There has been some confusion about differences between Linux and Solaris
with regard to SIGCHLD handling for stopped children. I will give an
overview about what the differences are and how code should be written
to be portable.
|> > Actually when the child gets a signal stopping it you get SIGCHLD
|> > (asumming` you are not ignoring that signal of course).
|>
|> Solaris claims that it is POSIX compliant, but on Solaris
|> I couldn't observe the same behavior (i.e. the parent does
|> not get SIGCHLD).
|>
|> I don't have a POSIX spec handy. Do you know what POSIX
|> says ? Is Linux Posix-compliant in this regard ?
|>
|> > You can tell
|> > the different by testing the result of wait with WIFSTOPPED (check
|> > the header file but I think that the right number).
|>
|> I tried. Here is what I got:
|>
|> 1) wait() returns after a short time
|> 2) the wait status tells me WIFSTOPPED(status) == 0
|> in both cases (child stopped or child killed).
|>
|> And I don't understand why wait() does return even though
|> the child does not exit.
|>
|> The man page for wait() seems to indicate that:
|>
|> The wait function suspends execution of the current pro-
|> cess until a child has exited, or until a signal is deliv-
|> ered whose action is to terminate the current process or
|> to call a signal handling function.
|>
|> In this case the child process is just sleeping, so I
|> do not understand why wait() does not block.
|>
|> In any case, the status returned by wait(&status) does not seem
|> to give me any indication, since WIFSTOPPED is zero
|> in both cases (child stopped or child killed with signal KILL).
|>
|> The only difference that I could find in the status
|> between those two cases (child stopped or child killed)
|> is the value of WSTOPSIG(), but the man page
|> says that this value should be evaluated only when WIFSTOPPED
|> returns non-zero, which is not the case.
The POSIX.1 function to set up signal handlers is `sigaction()'. This
function takes a pointer to a structure which contains an element
`sa_flags'. When the signal handler for SIGCHLD is established, the
handling of signals for stopped child processes can be controlled by
the flag SA_NOCLDSTOP. If this flag is not set, a stopped child causes
a SIGCHLD sent to the parent; if this flag is set, the parent does not
get the signal.

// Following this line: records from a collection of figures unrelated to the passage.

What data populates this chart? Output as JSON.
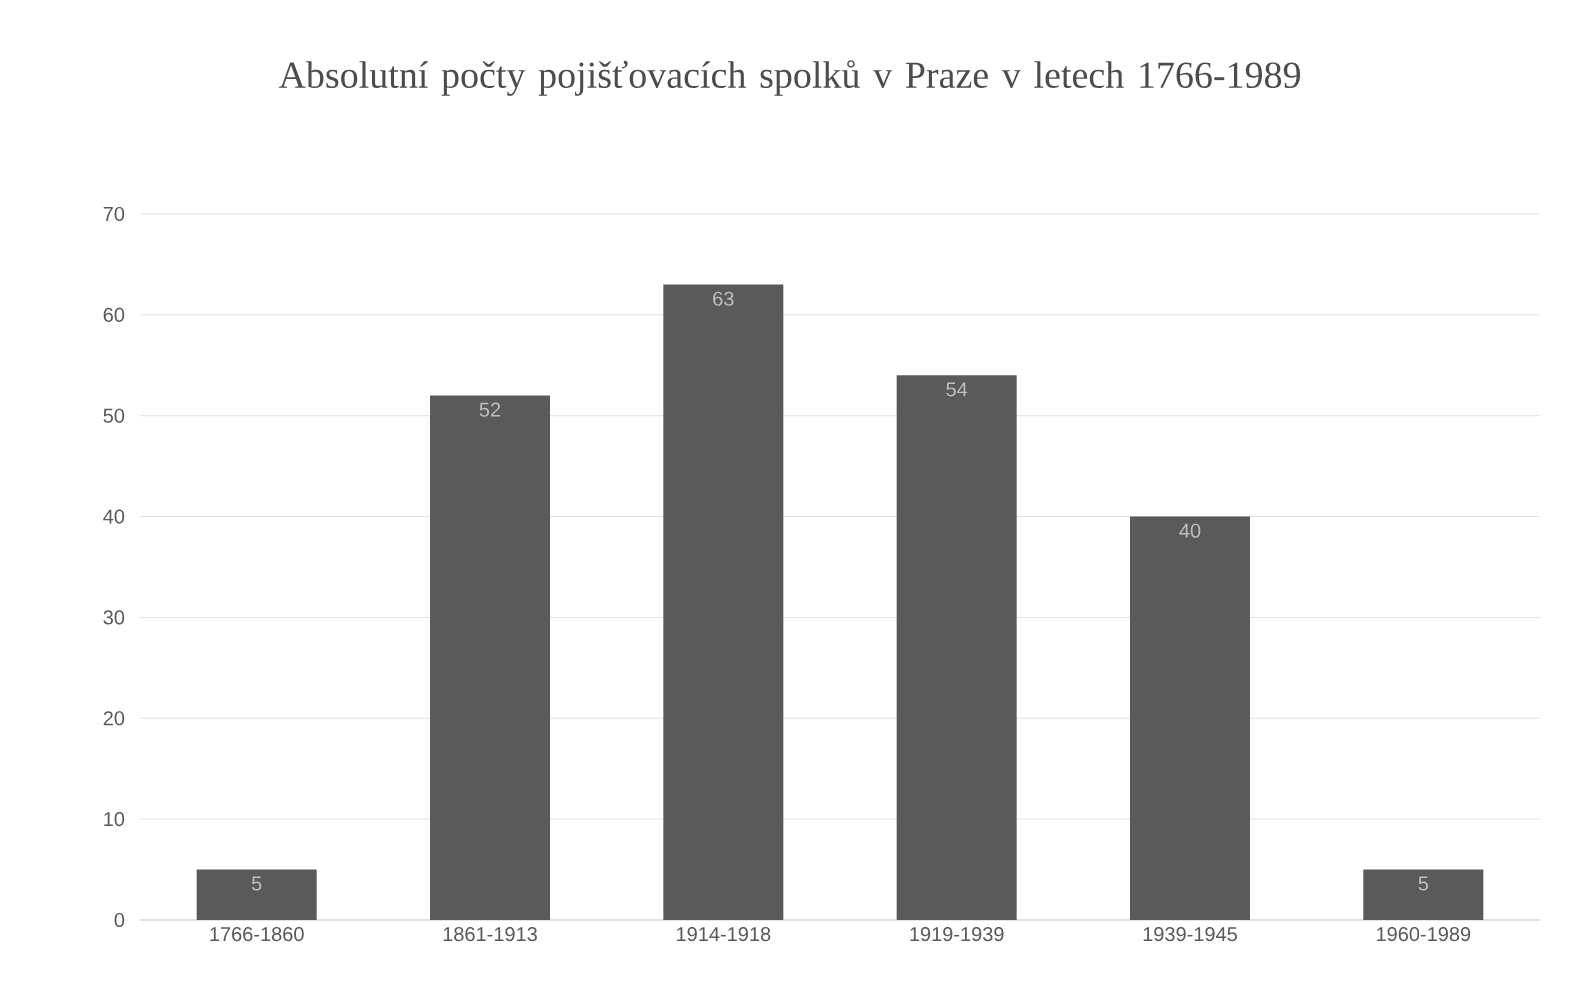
{
  "chart_data": {
    "type": "bar",
    "title": "Absolutní počty pojišťovacích spolků v Praze v letech 1766-1989",
    "categories": [
      "1766-1860",
      "1861-1913",
      "1914-1918",
      "1919-1939",
      "1939-1945",
      "1960-1989"
    ],
    "values": [
      5,
      52,
      63,
      54,
      40,
      5
    ],
    "color": "#5a5a5a",
    "ylim": [
      0,
      70
    ],
    "yticks": [
      0,
      10,
      20,
      30,
      40,
      50,
      60,
      70
    ],
    "grid": "y",
    "data_labels": true
  }
}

So far, this is entirely portable between all POSIX.1
systems.
On the other side, the C standard function to set up a signal handler
is called `signal()'. This function is, at least in its historical
implementation, quite limited; BSD and SYSV extended it in incompatible
ways, so POSIX replaced it by `sigaction()' and placed very few
restrictions on the implementation of `signal()'. At least in Linux,
`signal()' is implemented as a wrapper around `sigaction()', setting
the `sa_flags' argument to SA_INTERRUPT|SA_NOMASK|SA_ONESHOT. Note that
SA_NOCLDSTOP is missing! This is why you get a SIGCHLD when you set up
the signal handler with `signal()' and a child process stops. Obviously,
Solaris seems to set SA_NOCLDSTOP in the flags, so you do not get signals
when child processes stop.
From the side of the implementation, the behaviour of Solaris seems more
intuitive, so it would be reasonable to add the SA_NOCLDSTOP flag to the
`signal()' implementation of the Linux C library, though the current
behaviour is perfectly POSIX compliant.
From the side of the application programmer, use `sigaction()' to get
portable behaviour.
Now with respect to the result of `wait()': `wait()' does not return
a status for stopped processes (which is one reason `signal()' should
be changed). Instead, `wait()' hangs until a process terminates or a
signal is received. The description of WIFSTOPPED not set is probably
the result of the evaluation of an invalid status code from `wait()'.
Use `waitpid(-1, &stat_val, WNOHANG|WUNTRACED)' in a loop inside the
SIGCHLD handler to get status of stopped children too.